In this chapter, you’ll learn how working with sequences differs from working with discrete data like individual images. You’ll learn how to collect iPhone sensor data, as well as what it takes to build a good training dataset.
In this chapter, you’ll learn about neural networks designed to work with sequences. You’ll also learn how to use Turi Create to train an activity classification model using data from the previous chapter.
In this chapter, you’ll learn how to pass real-time sequential data captured from a device’s motion sensors into your Core ML model. You’ll learn some tricks to help keep your apps responsive and accurate while processing sequences of streaming data.
In this section, you’ll focus on a specific type of sequential data — natural language text. You’ll learn how to use Apple-provided APIs to perform common language processing tasks. You’ll also learn how to use text with neural networks, and you’ll create a model with Keras that translates text from Spanish to English. Finally, you’ll read about advanced techniques that you can experiment with to improve your model.

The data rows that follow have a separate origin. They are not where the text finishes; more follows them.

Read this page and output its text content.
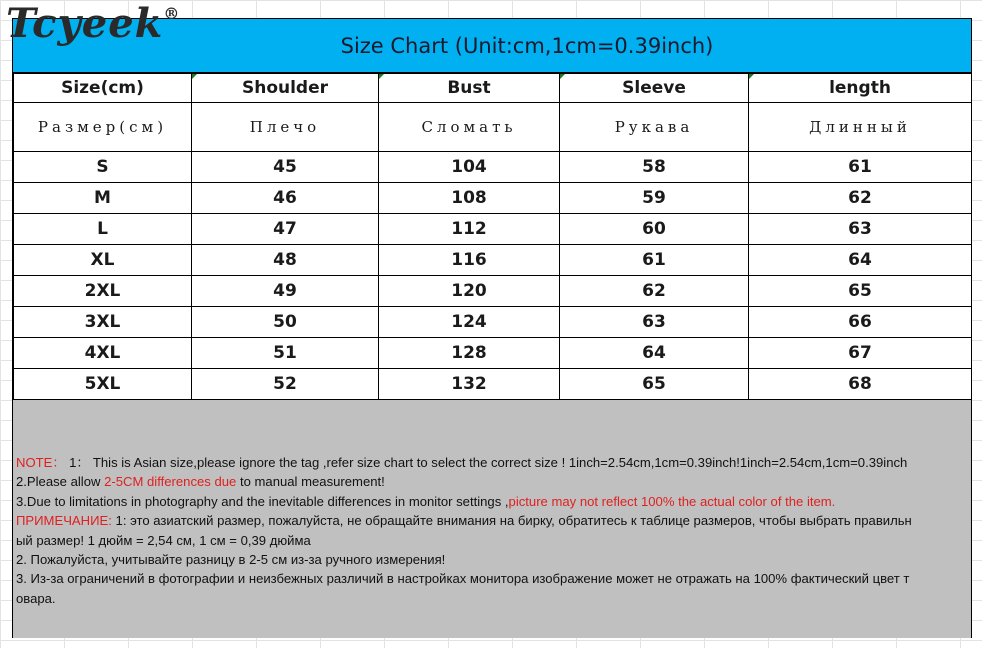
Tcyeek®
Size Chart (Unit:cm,1cm=0.39inch)
Size(cm)	Shoulder	Bust	Sleeve	length
Размер(см)	Плечо	Сломать	Рукава	Длинный
S	45	104	58	61
M	46	108	59	62
L	47	112	60	63
XL	48	116	61	64
2XL	49	120	62	65
3XL	50	124	63	66
4XL	51	128	64	67
5XL	52	132	65	68
NOTE： 1： This is Asian size,please ignore the tag ,refer size chart to select the correct size ! 1inch=2.54cm,1cm=0.39inch!1inch=2.54cm,1cm=0.39inch
2.Please allow 2-5CM differences due to manual measurement!
3.Due to limitations in photography and the inevitable differences in monitor settings ,picture may not reflect 100% the actual color of the item.
ПРИМЕЧАНИЕ: 1: это азиатский размер, пожалуйста, не обращайте внимания на бирку, обратитесь к таблице размеров, чтобы выбрать правильн
ый размер! 1 дюйм = 2,54 см, 1 см = 0,39 дюйма
2. Пожалуйста, учитывайте разницу в 2-5 см из-за ручного измерения!
3. Из-за ограничений в фотографии и неизбежных различий в настройках монитора изображение может не отражать на 100% фактический цвет т
овара.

In this chapter, you’ll learn how to use Apple’s Natural Language framework to handle several useful text-related tasks. You’ll explore this API in the context of a movie review app that supports multiple languages.
In this chapter, you’ll learn about sequence-to-sequence models and how you can use them to do things like language translation. You’ll build a model with Keras that attempts to translate Spanish-language movie reviews into English.
This chapter introduces additional techniques you can use to improve the performance of your sequence-to-sequence models.